Rozmowa z KATARZYNĄ WENERSKĄ, rozgrywająca PGE Rysic Rzeszów
SIATKÓWKA. TAURON LIGA
– Bez większych problemów pokonałyście w Derbach Podkarpacia zespół z Mielca…
– Myślę, że zagrałyśmy bardzo fajny, spokojny mecz. Wydaje mi się, że tak naprawdę całe to spotkanie było pod naszą kontrolą. Wiemy też, że Mielec nie przystąpił do gry w swoim pełnym składzie i myślę, że to też było trochę ułatwienie dla nas. Cieszy to, że wykorzystałyśmy szansę mimo tego, że mamy teraz ten okres dwóch tygodni ciężkich treningów i siłowni. Fajnie, że to zaczyna tak wyglądać, że może tę świeżość też zaczniemy zaraz nabierać.
– Czyli paradoksalnie w tej sytuacji dobrze się złożyło, że nie trafiłyście w sobotę na przeciwnika, który postawiłby wyższe wymagania?
– Tak nam się ułożył ten terminarz i właśnie taki był plan, żeby przez te dwa tygodnie przycisnąć i przygotować się zarówno do zbliżającego się pucharu, jak i do play-offów. Te mecze myślę, że będą najważniejsze.
– Celem jest wskoczyć na drugą pozycję, ale nie będzie łatwo, bo za kilka dni przed wami wyjazd do Łodzi i starcie z ŁKS-em Commercecon…
– Tak, ale my nie możemy się oglądać. Wiadomo, że mamy z tyłu głowy to, co zagra teraz, w tych ostatnich dwóch meczach Bielsko. Jednak, żeby być na tym drugim miejscu, to najpierw my też musimy pokonać ŁKS. Najlepiej byłoby za trzy punkty, żeby w razie gdyby Bielsko się gdzieś po drodze się potknęło, to żebyśmy my miały możliwość wskoczyć na to drugie miejsce.
– Czy to drugie miejsce jest faktycznie aż tak ważne?
– Myślę, że to drugie miejsce, to może trochę ważniejsze jest od strony psychologicznej. Wiadomo, że w tych najważniejszych meczach, a mówię tutaj o ewentualnym finale, to i tak będzie wyjazd. Bardziej myślę więc, że to jest ważne dla nas, żeby po prostu było wyżej.
– W ostatniej kolejce rundy zasadniczej zmierzycie się ŁKS-em Commercecon, a tydzień później z tym samym rywalem w półfinale TAURON Pucharu Polski. Czy zatem już teraz odkryjecie wszystkie karty?

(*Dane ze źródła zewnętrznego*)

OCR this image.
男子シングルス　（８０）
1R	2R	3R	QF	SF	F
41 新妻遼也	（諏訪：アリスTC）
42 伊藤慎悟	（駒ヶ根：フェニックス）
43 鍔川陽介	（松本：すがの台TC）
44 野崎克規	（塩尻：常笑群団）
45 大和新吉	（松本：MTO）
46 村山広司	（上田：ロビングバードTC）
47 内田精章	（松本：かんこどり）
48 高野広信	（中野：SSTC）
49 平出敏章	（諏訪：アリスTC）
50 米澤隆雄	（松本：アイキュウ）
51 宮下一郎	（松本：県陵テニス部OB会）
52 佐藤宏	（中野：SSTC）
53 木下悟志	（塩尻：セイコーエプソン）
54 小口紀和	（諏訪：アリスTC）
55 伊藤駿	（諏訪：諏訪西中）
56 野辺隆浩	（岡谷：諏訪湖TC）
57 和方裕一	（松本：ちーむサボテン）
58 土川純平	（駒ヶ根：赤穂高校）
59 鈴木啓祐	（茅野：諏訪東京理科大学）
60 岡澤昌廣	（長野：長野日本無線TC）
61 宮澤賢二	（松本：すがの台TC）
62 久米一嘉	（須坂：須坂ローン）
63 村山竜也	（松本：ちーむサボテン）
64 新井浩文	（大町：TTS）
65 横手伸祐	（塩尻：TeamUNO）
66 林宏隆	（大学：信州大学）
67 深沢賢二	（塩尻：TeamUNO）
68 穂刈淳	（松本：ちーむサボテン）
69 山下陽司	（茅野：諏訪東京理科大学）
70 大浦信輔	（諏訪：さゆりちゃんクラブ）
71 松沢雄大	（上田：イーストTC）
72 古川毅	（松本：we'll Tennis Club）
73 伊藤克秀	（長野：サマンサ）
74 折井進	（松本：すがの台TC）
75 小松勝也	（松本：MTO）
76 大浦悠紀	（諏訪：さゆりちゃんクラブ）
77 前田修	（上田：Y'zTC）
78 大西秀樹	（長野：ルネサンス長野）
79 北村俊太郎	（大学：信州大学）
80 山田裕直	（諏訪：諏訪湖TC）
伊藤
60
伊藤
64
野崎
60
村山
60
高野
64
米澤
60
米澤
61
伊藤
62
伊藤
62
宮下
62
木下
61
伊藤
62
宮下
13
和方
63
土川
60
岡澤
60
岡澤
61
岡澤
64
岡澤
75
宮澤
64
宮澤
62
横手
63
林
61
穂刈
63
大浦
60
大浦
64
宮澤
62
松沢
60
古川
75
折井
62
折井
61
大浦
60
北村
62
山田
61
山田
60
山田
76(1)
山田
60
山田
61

– Myślę, że to pytanie należy zadać trenerowi i spytać, jaki on będzie miał plan na ten mecz. Sądzę, że wyjdziemy bardzo zmotywowane i nieważne kto w tym momencie będzie na boisku, to po prostu będziemy chciały ten mecz wygrać. Tutaj też właśnie wspomnę o tym psychologicznym aspekcie, przed tym Pucharem chciałybyśmy mieć gdzieś tam z tyłu głowy, że można z nimi wygrać. Zaznaczę z resztą, że po raz kolejny, bo w pierwszej rundzie udało nam się 3-2 z nimi wygrać. Mam nadzieję, że w lepszym stosunku wyjdzie to teraz i w półfinale Pucharu Polski.
- PRZECZYTAJ TEŻ: Jednostronne derby
– Czy ten finałowy turniej TAURON Pucharu Polski w Nysie już chodzi po głowie?
– Na pewno jest to gdzieś tam z tyłu głowy. Teraz mamy trochę więcej czasu, żeby się do tego przygotować i ciężej popracować. Na pewno to, co teraz sobie wypracujemy na boisku, ma później procentować dla nas w tym pucharze.